Pada hadits lain yang senada disebutkan:[28]
حدثتا إبن كثير,  حدثتا سفيان عن مسعر, عن على بن الاقمرح, وحدثنا محمد بن حاتم بن يريع, حدثنا عبيدالله بن موسى عن شيبان, عن الاعمش, عن على بن الأقمر المعنى, عن الأغر,  عن أبى سعيد وأبى هريرة قال: قال رسولالله صلى الله عليه وسلم : إذا أيقظالرجل أهله من الليل فصليا أو صلى ركعتين جميعا كتب (كتبا) فى الذاكرين و (أو) الذاكرات. رواه أبو داود        
Dari hadits ini dapat dipahami, bahwa shalat pun merupakan salah satu bentuk dzikir kepada Allah, bahkan selanjutnya harus diikuti dengan dzikir yang lain pula. Sebagaimana firman Allah dalam Q.S. al-Nisa’, 4:103:
  فإذاقضيتم الصللاة فاذكروا الله قياما وقعودا وعلى جنوبكم    (النساء:   (
“Maka apabila kamu telah menyelesaikan shalat (mu), ingatlah Allah di waktu berdiri, di waktu duduk dan di waktu berbaring”[29].

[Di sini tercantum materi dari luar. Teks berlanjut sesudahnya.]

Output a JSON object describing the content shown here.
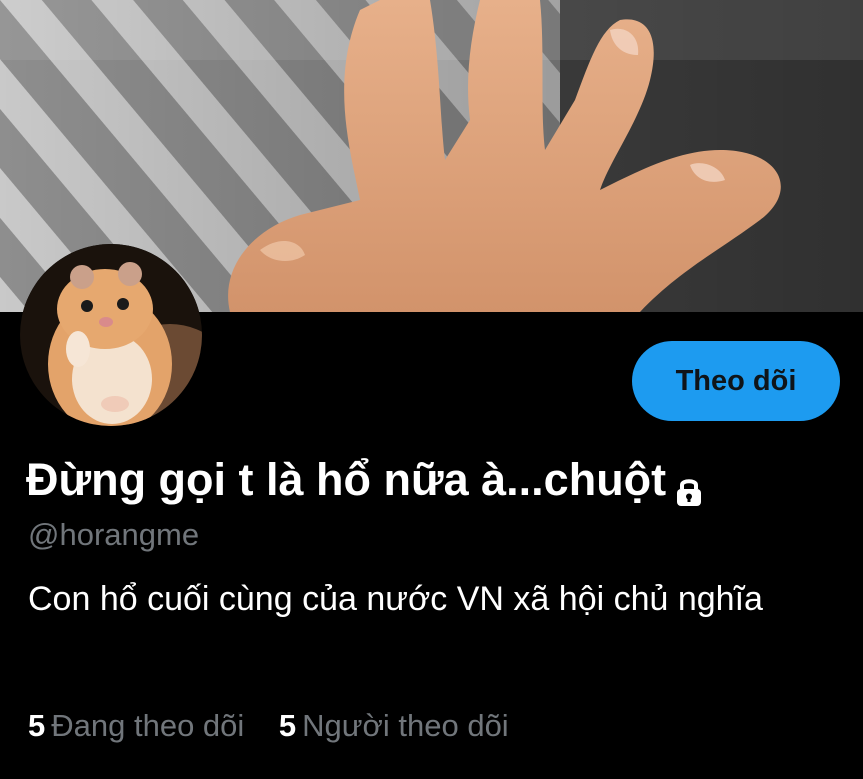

   4. Dzikir yang paling utama
Dari sekian banyak jenis dzikir, yang paling utama adalah ucapan lâ ilâha illa Allâh. Ini didasarkan pada hadits Nabi SAW.[30]:
حَدَّثَنَا أَبُو مُعَاوِيَةَ حَدَّثَنَا الْأَعْمَشُ عَنْ شِمْرِ بْنِ عَطِيَّةَ عَنِ أَشْيَاخِهِ عَنْ أَبِي ذَرٍّ قَالَ قُلْتُ يَا رَسُولَ اللَّهِ أَوْصِنِي قَالَ إِذَا عَمِلْتَ سَيِّئَةً فَأَتْبِعْهَا حَسَنَةً تَمْحُهَا قَالَ قُلْتُ يَا رَسُولَ اللَّهِ أَمِنْ الْحَسَنَاتِ لَا إِلَهَ إِلَّا اللَّهُ قَالَ هِيَ أَفْضَلُ الْحَسَنَات  )مسند أحمد : الكتاب مسند الانصارى  باب حديث أبى ذر الغفارى)
Pada hadits lain yang senada juga disebutkan:
حَدَّثَنَا عَبْدُ الرَّحْمَنِ بْنُ إِبْرَاهِيمَ الدِّمَشْقِيُّ حَدَّثَنَا مُوسَى بْنُ إِبْرَاهِيمَ بْنِ كَثِيرِ بْنِ بَشِيرِ بْنِ الْفَاكِهِ قَالَ سَمِعْتُ طَلْحَةَ بْنَ خِرَاشٍ ابْنَ عَمِّ جَابِرٍ قَالَ سَمِعْتُ جَابِرَ بْنَ عَبْدِ اللَّهِ يَقُولُ سَمِعْتُ رَسُولَ اللَّهِ صَلَّى اللَّهُ عَلَيْهِ وَسَلَّمَ يَقُولُ أَفْضَلُ الذِّكْرِ لَا إِلَهَ إِلَّا اللَّهُ وَأَفْضَلُ الدُّعَاءِ الْحَمْدُ لِلَّهِ (سنن ابن ماجه   [31]
            Bagi kalangan ahli tasawuf atau tarekat, dzikir semacam itulah yang senantiasa diamalkan dalam kehidupan sehari-hari, dengan tidak meninggalkan ibadah-ibadah lainnya, dalam rangka membersihkan jiwa dari nafsu-nafsu yang dapat merusakkan iman.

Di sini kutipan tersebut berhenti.